Według policji Thunberg została zatrzymana wraz z grupą aktywistów we wtorek podczas kolejnego protestu przeciwko wyburzeniu wioski Luetzerath, gdzie gigant energetyczny RWE chce wznowić wydobycie węgla.
Rzecznik policji w regionie powiedział, że nie jest jeszcze jasne, co stanie się z Thunberg, która w zeszłym tygodniu dołączyła do protestujących w Luetzerath. W sobotę doszło tam do starć aktywistów z policją, podczas których kilkadziesiąt osób zostało rannych.
W niedzielę policja wspierana przez buldożery usunęła aktywistów z budynków we wsi; tylko kilku ukryło się na drzewach i w podziemnym tunelu.
Na zdjęciach widzimy aktywistkę porwaną przez trzech policjantów, którzy trzymają ją za ręce i nogi. W ten sposób została odeskortowana do furgonetek organów ścigania.
Policja podaje, że Szwedka została zatrzymana w kopalni odkrywkowej Garzweiler 2, około 9 kilometrów od Luetzerath, gdzie siedziała z grupą protestujących w pobliżu kopalni.

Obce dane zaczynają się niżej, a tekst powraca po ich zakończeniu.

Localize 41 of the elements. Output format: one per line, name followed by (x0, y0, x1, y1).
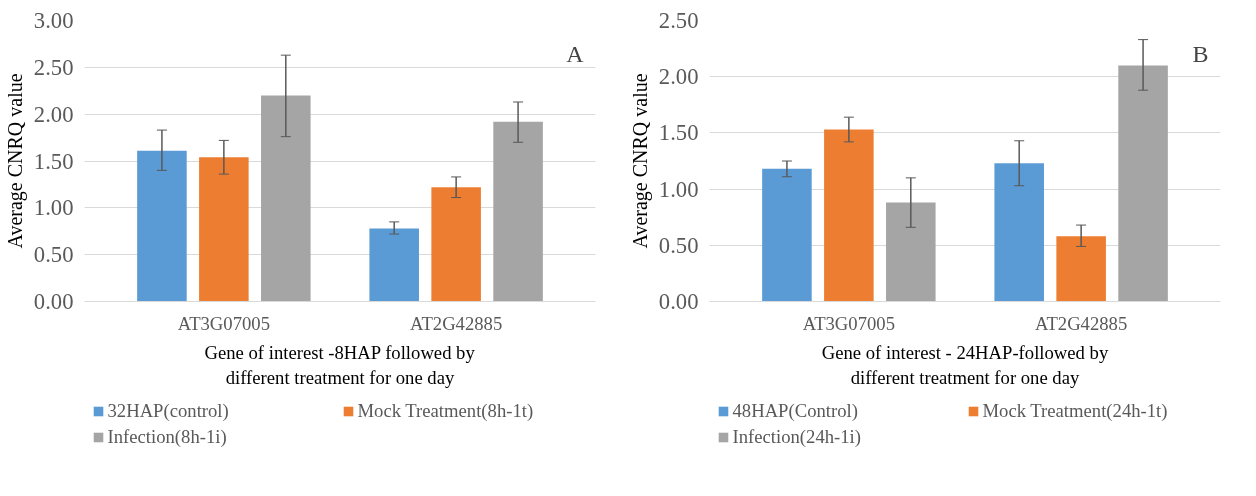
y-tick-label: 2.00 (33, 101, 74, 127)
y-tick-label: 2.50 (658, 8, 699, 33)
bar (493, 121, 543, 302)
y-tick-label: 0.00 (33, 289, 74, 314)
legend-label: Infection(8h-1i) (107, 426, 228, 448)
y-tick-label: 0.00 (658, 289, 699, 314)
bar (1056, 236, 1106, 302)
annotation: A (566, 40, 585, 67)
y-tick-label: 1.00 (658, 176, 699, 202)
y-tick-label: 0.50 (658, 232, 699, 258)
x-axis-title: Gene of interest - 24HAP-followed by different treatment for one day (821, 341, 1109, 388)
bar (199, 157, 249, 302)
x-tick-label: AT3G07005 (177, 312, 270, 334)
legend-label: 48HAP(Control) (732, 400, 859, 422)
legend-label: 32HAP(control) (107, 400, 230, 422)
annotation: B (1192, 40, 1209, 67)
x-axis-title: Gene of interest -8HAP followed by different treatment for one day (204, 341, 476, 388)
y-tick-label: 1.50 (658, 120, 699, 146)
bar (824, 129, 874, 302)
bar (994, 163, 1044, 302)
bar (137, 150, 187, 302)
y-tick-label: 1.50 (33, 148, 74, 174)
y-axis-title: Average CNRQ value (628, 73, 652, 249)
y-tick-label: 2.50 (33, 54, 74, 80)
y-axis-title: Average CNRQ value (3, 73, 27, 249)
legend-label: Mock Treatment(24h-1t) (982, 400, 1169, 422)
bar (762, 168, 812, 302)
y-tick-label: 3.00 (33, 8, 74, 33)
legend-label: Infection(24h-1i) (732, 426, 862, 448)
bar (261, 95, 311, 302)
bar (431, 187, 481, 302)
x-tick-label: AT2G42885 (410, 312, 503, 334)
legend-label: Mock Treatment(8h-1t) (357, 400, 535, 422)
x-tick-label: AT2G42885 (1035, 312, 1128, 334)
y-tick-label: 0.50 (33, 242, 74, 268)
y-tick-label: 1.00 (33, 195, 74, 221)
bar (886, 202, 936, 302)
bar (369, 228, 419, 302)
x-tick-label: AT3G07005 (802, 312, 895, 334)
y-tick-label: 2.00 (658, 64, 699, 90)
bar (1118, 65, 1168, 302)
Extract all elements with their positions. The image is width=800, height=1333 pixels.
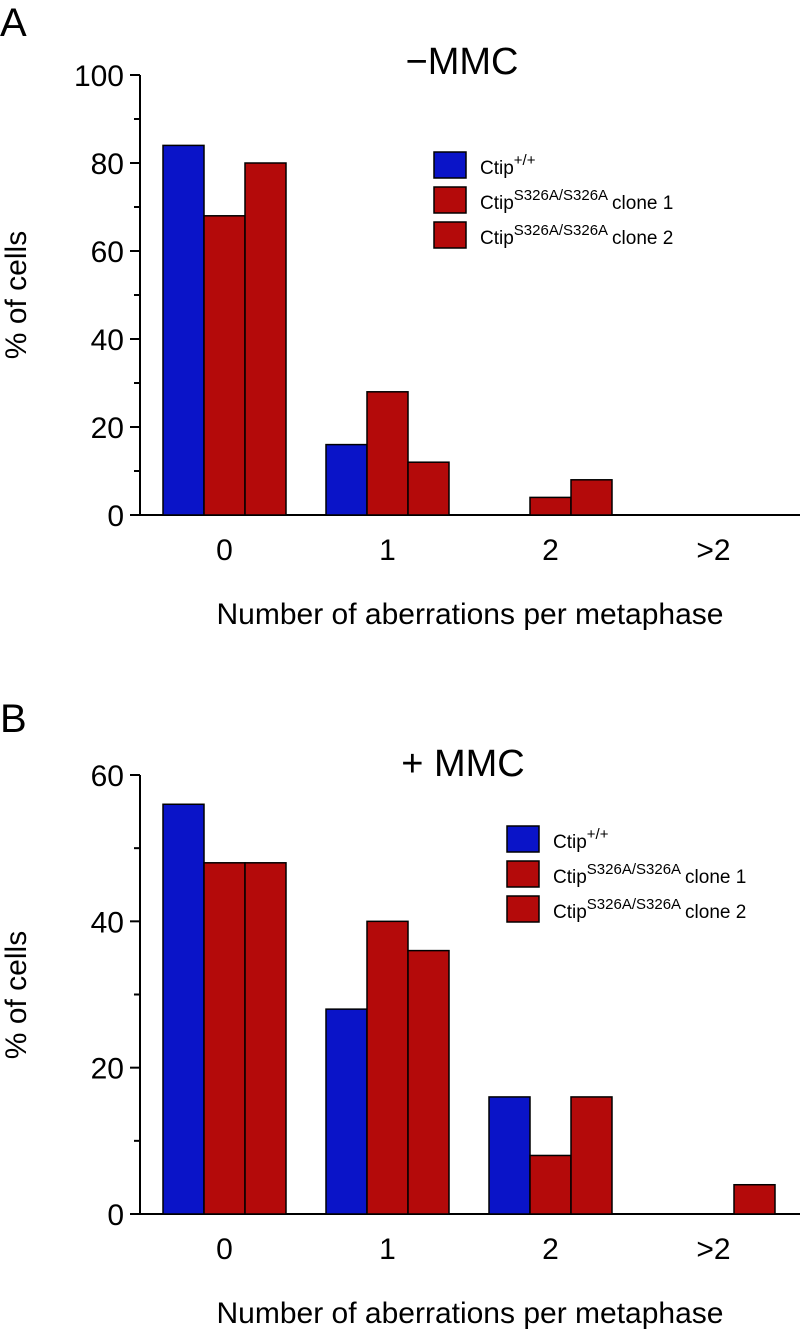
panel-b-bar-1-cat-0 [162, 803, 205, 1215]
panel-a-x-tick-label: 2 [542, 534, 559, 567]
panel-b-legend: Ctip+/+CtipS326A/S326A clone 1CtipS326A/S… [506, 825, 746, 923]
panel-b-legend-superscript: +/+ [587, 826, 609, 843]
panel-a: A −MMC % of cells Number of aberrations … [0, 1, 800, 631]
panel-a-legend-swatch-3 [433, 221, 467, 249]
panel-b-x-axis-label: Number of aberrations per metaphase [217, 1297, 724, 1330]
panel-a-y-tick-label: 0 [107, 500, 124, 533]
panel-b-bar-2-cat-1 [366, 920, 409, 1215]
panel-a-y-axis-label: % of cells [0, 231, 33, 359]
panel-b-legend-name: Ctip [553, 867, 587, 888]
panel-b-x-tick-label: 2 [542, 1233, 559, 1266]
panel-b-x-tick-label: >2 [696, 1233, 730, 1266]
panel-a-x-tick-label: >2 [696, 534, 730, 567]
panel-b-y-axis-label: % of cells [0, 931, 33, 1059]
panel-a-bar-2-cat-0 [203, 215, 246, 516]
panel-a-legend-name: Ctip [480, 228, 514, 249]
panel-b-legend-suffix: clone 1 [685, 867, 746, 888]
panel-a-legend-superscript: +/+ [514, 152, 536, 169]
panel-a-legend-suffix: clone 1 [612, 193, 673, 214]
panel-a-legend-label-1: Ctip+/+ [480, 152, 536, 179]
panel-a-x-tick-label: 1 [379, 534, 396, 567]
panel-a-y-tick-label: 20 [91, 412, 124, 445]
panel-a-bar-1-cat-1 [325, 443, 368, 516]
panel-a-legend-suffix: clone 2 [612, 228, 673, 249]
panel-b-legend-swatch-3 [506, 895, 540, 923]
panel-a-bar-2-cat-2 [529, 496, 572, 516]
panel-b-legend-suffix: clone 2 [685, 902, 746, 923]
panel-b-legend-superscript: S326A/S326A [587, 861, 681, 878]
panel-a-y-tick-label: 60 [91, 236, 124, 269]
panel-a-title: −MMC [406, 41, 519, 83]
panel-b-bar-3-cat-1 [407, 949, 450, 1215]
panel-b-y-tick-label: 40 [91, 906, 124, 939]
panel-b-legend-swatch-1 [506, 825, 540, 853]
panel-a-plot-area: 0 20 40 60 80 100 0 1 2 >2 [74, 60, 800, 567]
panel-b-title: + MMC [401, 743, 525, 785]
panel-a-legend-name: Ctip [480, 158, 514, 179]
panel-a-legend-name: Ctip [480, 193, 514, 214]
panel-b: B + MMC % of cells Number of aberrations… [0, 697, 800, 1330]
panel-b-bar-2-cat-0 [203, 862, 246, 1215]
panel-b-legend-label-2: CtipS326A/S326A clone 1 [553, 861, 746, 888]
panel-a-legend-superscript: S326A/S326A [514, 187, 608, 204]
panel-a-legend-label-2: CtipS326A/S326A clone 1 [480, 187, 673, 214]
panel-b-y-tick-label: 0 [107, 1199, 124, 1232]
panel-b-plot-area: 0 20 40 60 0 1 2 >2 [91, 760, 800, 1266]
panel-b-legend-name: Ctip [553, 902, 587, 923]
panel-b-bar-1-cat-1 [325, 1008, 368, 1215]
panel-b-y-tick-label: 60 [91, 760, 124, 793]
panel-a-legend-superscript: S326A/S326A [514, 222, 608, 239]
panel-a-bar-3-cat-1 [407, 461, 450, 516]
panel-b-x-tick-label: 1 [379, 1233, 396, 1266]
panel-b-legend-swatch-2 [506, 860, 540, 888]
panel-b-y-tick-label: 20 [91, 1053, 124, 1086]
panel-b-legend-name: Ctip [553, 832, 587, 853]
panel-a-y-tick-label: 100 [74, 60, 124, 93]
panel-a-bar-3-cat-2 [570, 479, 613, 516]
panel-b-bar-1-cat-2 [488, 1096, 531, 1215]
panel-a-legend-swatch-1 [433, 151, 467, 179]
panel-b-legend-superscript: S326A/S326A [587, 896, 681, 913]
panel-b-bar-2-cat-2 [529, 1154, 572, 1215]
panel-a-x-tick-label: 0 [216, 534, 233, 567]
panel-a-y-tick-label: 40 [91, 324, 124, 357]
panel-b-legend-label-3: CtipS326A/S326A clone 2 [553, 896, 746, 923]
panel-a-legend-label-3: CtipS326A/S326A clone 2 [480, 222, 673, 249]
panel-a-bar-3-cat-0 [244, 162, 287, 516]
panel-a-y-tick-label: 80 [91, 148, 124, 181]
panel-a-bar-2-cat-1 [366, 391, 409, 516]
panel-b-bar-3-cat-0 [244, 862, 287, 1215]
panel-b-x-tick-label: 0 [216, 1233, 233, 1266]
panel-a-x-axis-label: Number of aberrations per metaphase [217, 598, 724, 631]
panel-b-bar-3-cat-3 [733, 1183, 776, 1215]
panel-letter-b: B [0, 697, 27, 741]
panel-b-legend-label-1: Ctip+/+ [553, 826, 609, 853]
panel-a-legend: Ctip+/+CtipS326A/S326A clone 1CtipS326A/S… [433, 151, 673, 249]
panel-letter-a: A [0, 1, 27, 45]
panel-b-bar-3-cat-2 [570, 1096, 613, 1215]
panel-a-bar-1-cat-0 [162, 144, 205, 516]
panel-a-legend-swatch-2 [433, 186, 467, 214]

Greta Thunberg „została zatrzymana i wyniesiona przez nas z obszaru bezpośredniego zagrożenia w celu ustalenia jej tożsamości” – powiedział rzecznik policji w Akwizgranie i dodał, że jedna z aktywistek wskoczyła do kopalni, w wyniku czego została ranna.
Po sobotnich starciach z policją aktywiści oskarżyli funkcjonariuszy o niewspółmierną przemoc podczas usuwania ich z terenu wioski Luetzerath. Rzeczniczka ratownictwa medycznego demonstrantów wskazywała na „wysoką, dwu-, a nawet trzycyfrową liczbę” poszkodowanych uczestników protestów.
Według danych policji od środy do niedzieli w Luetzerath rannych zostało ponad 70 funkcjonariuszy policji, z czego większość podczas sobotnich starć z przeciwnikami uruchomienia kopalni węgla.